As I noted above,The Gate of Angels is a decidedly light, even romantic novel. Despite the topsy-turvy opening, we rarely worry that all won't end well (though it's hard not to remember that the slaughter of World War I looms, sure to exact a brutal toll from the characters Fitzgerald depicts). At the same time, it offers the pleasures of humor, gentle irony ("Professor Flowerdew . . . had told him that he could not hold out any great hopes for the future of the material universe. On the other hand, he had spoken very highly of Fred."), and deeply perceptive empathy that are the hallmarks of all Fitzgerald's fiction--plus the unexpected bonus of a splendid interpolated ghost story in the style of M. R. James! Like all her novels, it rewards close attention, and re-reading: merely attending to what Fitzgerald leaves out, and what she gets across despite, is a lesson for any writer.

Fitzgerald herself offered a joke about her concision in a letter about the novel to her friend Harold Woelmer in 1990:
I'm already getting letters to say that there seems to be some mistake as it is so short and some pages must be missing out of their copy.
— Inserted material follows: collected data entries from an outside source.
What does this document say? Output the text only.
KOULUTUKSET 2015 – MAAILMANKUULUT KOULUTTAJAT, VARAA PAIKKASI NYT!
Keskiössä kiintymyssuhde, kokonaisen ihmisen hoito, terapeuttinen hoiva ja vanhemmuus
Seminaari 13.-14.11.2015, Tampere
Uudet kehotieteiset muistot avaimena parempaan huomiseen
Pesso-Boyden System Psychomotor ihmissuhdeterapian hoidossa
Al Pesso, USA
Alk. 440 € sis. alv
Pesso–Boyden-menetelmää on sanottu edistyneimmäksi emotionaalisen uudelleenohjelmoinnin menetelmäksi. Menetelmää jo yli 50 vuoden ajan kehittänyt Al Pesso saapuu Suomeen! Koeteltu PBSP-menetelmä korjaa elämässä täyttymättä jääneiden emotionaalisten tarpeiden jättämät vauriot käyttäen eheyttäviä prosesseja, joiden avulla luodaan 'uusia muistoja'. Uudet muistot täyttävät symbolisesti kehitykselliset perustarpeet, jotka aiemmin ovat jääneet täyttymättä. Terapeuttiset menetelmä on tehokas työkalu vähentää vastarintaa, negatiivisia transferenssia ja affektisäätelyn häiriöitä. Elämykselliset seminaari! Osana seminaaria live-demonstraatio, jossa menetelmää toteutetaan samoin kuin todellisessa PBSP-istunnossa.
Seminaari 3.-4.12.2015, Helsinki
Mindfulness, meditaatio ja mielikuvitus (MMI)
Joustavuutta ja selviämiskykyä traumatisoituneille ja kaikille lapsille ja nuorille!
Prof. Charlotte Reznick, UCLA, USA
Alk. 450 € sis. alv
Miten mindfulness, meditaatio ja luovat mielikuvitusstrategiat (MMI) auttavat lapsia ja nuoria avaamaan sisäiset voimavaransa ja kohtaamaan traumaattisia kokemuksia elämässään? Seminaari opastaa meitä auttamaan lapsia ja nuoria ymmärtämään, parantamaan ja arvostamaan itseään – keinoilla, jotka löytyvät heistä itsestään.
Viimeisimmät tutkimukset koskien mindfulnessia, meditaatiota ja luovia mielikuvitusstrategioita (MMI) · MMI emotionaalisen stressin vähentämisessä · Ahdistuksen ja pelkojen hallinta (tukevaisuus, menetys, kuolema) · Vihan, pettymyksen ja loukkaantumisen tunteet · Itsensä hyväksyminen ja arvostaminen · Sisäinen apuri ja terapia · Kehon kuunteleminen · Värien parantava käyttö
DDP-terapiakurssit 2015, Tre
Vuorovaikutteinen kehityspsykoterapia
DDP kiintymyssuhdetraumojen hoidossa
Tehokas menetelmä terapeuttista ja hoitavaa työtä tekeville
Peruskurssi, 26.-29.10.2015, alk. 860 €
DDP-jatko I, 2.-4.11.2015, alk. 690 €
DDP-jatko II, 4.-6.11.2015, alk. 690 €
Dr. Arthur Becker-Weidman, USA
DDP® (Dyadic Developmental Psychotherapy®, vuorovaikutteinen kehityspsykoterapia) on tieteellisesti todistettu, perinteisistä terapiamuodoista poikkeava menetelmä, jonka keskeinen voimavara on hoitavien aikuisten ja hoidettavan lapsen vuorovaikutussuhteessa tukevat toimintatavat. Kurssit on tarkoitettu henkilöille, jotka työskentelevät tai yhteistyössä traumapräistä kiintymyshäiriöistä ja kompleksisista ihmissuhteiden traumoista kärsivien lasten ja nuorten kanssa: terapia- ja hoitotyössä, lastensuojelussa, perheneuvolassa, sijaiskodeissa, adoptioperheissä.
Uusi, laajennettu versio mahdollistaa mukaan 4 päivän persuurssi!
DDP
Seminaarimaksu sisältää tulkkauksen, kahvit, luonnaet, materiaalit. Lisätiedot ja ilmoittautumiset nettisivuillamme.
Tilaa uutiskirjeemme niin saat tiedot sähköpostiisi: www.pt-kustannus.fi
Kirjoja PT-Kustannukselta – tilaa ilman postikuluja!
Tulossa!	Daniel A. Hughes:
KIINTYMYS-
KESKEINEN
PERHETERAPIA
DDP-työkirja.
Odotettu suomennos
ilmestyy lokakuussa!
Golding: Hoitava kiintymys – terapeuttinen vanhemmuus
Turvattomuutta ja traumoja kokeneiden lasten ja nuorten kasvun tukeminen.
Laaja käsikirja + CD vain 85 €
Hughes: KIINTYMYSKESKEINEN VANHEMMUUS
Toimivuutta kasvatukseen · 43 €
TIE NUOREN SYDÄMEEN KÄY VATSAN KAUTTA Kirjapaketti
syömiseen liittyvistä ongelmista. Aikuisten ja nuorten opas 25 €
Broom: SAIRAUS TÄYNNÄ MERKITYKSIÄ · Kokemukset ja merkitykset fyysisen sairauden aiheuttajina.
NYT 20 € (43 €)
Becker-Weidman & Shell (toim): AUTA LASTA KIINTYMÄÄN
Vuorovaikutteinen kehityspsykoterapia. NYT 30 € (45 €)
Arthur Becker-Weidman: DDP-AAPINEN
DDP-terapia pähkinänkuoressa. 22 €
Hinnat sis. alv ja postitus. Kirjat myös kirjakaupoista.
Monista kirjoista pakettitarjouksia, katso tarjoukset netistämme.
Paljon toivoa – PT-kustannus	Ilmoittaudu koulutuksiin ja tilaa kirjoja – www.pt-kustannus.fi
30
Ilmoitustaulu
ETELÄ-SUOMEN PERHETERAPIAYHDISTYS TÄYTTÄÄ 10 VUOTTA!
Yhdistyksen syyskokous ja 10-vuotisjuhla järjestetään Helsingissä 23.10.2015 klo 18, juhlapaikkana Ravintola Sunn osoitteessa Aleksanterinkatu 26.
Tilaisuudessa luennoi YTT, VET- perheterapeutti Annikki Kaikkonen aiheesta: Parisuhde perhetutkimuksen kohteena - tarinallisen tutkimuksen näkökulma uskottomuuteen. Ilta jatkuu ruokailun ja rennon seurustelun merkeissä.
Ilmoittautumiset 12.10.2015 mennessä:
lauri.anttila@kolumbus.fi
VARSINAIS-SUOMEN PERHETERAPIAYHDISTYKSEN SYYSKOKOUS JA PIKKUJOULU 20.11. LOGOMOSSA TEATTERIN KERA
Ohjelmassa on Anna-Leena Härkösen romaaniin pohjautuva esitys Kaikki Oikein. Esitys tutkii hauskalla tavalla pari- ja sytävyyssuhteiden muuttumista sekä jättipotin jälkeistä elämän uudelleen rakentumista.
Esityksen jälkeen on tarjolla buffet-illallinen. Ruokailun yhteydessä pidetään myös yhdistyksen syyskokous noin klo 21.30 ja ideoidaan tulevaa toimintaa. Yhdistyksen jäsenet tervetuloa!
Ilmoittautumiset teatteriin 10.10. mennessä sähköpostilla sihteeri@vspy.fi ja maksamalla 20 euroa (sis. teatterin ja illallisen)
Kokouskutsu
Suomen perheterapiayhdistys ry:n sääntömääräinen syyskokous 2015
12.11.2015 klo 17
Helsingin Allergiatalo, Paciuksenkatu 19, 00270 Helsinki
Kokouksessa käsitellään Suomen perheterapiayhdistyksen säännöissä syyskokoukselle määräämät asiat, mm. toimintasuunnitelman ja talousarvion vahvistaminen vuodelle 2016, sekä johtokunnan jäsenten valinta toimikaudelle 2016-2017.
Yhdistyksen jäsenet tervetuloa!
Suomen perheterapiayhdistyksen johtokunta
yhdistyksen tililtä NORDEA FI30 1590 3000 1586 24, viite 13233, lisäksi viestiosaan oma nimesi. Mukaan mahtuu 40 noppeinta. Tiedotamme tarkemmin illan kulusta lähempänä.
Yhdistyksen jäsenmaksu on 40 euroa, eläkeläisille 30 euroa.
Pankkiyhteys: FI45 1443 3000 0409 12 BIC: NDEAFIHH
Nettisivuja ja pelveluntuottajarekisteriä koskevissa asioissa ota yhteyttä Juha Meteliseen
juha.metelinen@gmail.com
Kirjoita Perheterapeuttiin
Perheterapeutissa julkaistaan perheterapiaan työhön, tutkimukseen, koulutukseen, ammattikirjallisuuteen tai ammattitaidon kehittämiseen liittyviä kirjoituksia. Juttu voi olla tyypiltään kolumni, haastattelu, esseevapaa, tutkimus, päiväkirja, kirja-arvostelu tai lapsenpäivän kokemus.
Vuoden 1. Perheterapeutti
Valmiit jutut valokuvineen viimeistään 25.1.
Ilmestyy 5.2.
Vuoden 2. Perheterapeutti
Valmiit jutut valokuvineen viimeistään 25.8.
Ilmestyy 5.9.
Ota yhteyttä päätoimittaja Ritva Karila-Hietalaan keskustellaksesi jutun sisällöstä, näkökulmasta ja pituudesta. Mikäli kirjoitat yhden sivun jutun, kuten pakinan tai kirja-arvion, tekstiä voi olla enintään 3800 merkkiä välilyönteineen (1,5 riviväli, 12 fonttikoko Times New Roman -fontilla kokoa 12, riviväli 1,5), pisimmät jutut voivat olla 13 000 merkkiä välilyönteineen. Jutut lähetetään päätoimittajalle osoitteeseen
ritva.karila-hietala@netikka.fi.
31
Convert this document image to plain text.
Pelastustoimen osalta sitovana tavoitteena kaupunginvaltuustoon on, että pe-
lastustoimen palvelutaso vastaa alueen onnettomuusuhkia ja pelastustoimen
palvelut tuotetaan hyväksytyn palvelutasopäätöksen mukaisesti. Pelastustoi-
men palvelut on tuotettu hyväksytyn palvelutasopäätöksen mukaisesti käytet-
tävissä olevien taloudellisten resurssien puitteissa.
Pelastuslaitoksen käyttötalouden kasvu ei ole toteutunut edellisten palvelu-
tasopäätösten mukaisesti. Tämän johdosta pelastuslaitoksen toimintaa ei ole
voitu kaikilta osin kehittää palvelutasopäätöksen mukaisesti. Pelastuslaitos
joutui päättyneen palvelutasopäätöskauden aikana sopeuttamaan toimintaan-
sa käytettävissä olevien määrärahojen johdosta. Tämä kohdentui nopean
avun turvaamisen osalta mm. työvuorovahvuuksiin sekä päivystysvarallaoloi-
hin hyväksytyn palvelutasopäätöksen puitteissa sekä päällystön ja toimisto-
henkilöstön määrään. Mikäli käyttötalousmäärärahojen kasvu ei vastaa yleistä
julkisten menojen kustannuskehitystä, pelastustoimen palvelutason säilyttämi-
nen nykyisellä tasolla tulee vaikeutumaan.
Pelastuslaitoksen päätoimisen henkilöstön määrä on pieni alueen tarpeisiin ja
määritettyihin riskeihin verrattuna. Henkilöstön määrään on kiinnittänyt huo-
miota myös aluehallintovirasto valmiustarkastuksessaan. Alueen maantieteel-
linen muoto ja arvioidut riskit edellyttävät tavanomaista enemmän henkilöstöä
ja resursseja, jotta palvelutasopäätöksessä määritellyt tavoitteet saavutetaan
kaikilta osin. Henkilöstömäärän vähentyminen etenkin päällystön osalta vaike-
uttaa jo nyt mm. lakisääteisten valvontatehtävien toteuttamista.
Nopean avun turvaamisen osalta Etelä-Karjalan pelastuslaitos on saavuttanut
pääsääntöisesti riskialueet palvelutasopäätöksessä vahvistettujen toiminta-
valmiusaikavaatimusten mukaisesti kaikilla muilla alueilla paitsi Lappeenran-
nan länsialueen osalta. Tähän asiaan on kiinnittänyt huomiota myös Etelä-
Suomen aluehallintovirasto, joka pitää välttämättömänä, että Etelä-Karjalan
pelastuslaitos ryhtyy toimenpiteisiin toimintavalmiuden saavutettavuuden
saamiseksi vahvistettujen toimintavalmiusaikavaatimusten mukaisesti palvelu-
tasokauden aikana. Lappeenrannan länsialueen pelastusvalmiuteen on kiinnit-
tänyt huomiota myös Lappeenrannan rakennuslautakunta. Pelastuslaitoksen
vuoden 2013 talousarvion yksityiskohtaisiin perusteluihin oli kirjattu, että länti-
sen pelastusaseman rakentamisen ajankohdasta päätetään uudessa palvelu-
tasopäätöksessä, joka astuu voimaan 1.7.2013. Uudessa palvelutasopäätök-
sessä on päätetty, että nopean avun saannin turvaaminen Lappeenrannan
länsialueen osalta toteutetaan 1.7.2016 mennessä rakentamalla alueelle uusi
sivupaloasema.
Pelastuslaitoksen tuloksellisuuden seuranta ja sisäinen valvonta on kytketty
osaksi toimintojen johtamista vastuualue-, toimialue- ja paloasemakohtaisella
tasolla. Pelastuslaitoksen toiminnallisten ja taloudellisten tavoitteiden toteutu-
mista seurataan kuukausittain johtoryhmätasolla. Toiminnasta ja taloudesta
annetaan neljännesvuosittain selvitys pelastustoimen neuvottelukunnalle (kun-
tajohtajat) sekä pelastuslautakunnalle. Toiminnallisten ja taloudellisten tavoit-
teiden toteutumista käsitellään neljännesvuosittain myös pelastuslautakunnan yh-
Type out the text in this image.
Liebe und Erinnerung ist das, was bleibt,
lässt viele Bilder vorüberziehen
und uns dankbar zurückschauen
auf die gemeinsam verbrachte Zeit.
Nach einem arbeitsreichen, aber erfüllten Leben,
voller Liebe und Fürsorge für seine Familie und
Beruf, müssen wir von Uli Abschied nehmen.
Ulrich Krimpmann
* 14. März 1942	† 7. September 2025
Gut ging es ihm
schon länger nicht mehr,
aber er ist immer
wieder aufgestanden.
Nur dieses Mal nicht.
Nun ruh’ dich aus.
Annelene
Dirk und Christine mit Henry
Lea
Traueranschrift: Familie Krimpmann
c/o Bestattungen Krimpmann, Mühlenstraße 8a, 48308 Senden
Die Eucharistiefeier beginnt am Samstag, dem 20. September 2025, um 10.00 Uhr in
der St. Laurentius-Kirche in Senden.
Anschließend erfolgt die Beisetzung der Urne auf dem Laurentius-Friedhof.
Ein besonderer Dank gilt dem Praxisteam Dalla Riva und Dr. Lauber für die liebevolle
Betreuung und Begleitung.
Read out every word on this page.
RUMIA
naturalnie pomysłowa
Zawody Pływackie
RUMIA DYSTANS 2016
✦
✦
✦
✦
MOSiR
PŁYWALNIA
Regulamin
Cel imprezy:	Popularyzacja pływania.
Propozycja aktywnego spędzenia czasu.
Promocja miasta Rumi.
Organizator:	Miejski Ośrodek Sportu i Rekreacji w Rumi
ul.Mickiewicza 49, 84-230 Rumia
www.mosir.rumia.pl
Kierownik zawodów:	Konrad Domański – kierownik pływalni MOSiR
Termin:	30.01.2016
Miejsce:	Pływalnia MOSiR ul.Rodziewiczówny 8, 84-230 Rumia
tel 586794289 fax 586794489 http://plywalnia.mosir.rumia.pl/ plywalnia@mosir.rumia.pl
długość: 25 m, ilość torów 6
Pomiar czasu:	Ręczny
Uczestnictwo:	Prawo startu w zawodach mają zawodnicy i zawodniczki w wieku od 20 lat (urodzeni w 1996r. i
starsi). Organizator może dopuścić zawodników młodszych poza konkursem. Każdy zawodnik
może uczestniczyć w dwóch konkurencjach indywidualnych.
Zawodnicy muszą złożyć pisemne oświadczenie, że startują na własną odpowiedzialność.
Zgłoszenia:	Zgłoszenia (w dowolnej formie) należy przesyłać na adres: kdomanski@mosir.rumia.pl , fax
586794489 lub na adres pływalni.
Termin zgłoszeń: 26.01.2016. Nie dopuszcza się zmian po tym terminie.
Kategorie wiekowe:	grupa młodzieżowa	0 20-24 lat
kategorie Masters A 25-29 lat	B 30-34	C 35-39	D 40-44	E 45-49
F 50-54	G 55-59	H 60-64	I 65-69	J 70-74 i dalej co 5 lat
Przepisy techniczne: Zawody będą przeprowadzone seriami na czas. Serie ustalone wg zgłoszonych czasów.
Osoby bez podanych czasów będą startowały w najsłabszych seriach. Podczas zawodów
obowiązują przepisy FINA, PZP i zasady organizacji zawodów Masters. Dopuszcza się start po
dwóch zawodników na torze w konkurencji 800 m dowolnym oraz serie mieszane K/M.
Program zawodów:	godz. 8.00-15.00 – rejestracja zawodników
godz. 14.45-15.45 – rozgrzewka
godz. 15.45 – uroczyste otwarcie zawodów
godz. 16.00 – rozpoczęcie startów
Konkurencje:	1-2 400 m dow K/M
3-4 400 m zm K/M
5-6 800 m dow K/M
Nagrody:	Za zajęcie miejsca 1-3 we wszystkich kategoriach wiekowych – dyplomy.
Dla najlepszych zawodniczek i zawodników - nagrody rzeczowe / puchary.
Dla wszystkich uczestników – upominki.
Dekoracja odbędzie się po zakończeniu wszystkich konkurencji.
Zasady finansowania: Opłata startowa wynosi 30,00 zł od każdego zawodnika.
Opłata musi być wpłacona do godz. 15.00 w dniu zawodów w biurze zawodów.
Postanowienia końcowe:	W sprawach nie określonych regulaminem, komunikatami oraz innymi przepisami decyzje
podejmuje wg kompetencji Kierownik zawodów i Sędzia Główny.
It's Collins's fault for not putting The End, like we used to have at the movies in the dear old days.
More self-deprecatingly, in a later letter to her editor, she thanks him for the cover design of the paperback, noting that she'd received one letter from a reader assuring her that the cover was the best part of the book.

No matter the cover design, that reader is not to be trusted: Penelope Fitzgerald never published a word not worth your time.If you've not read her, you have a treat ahead.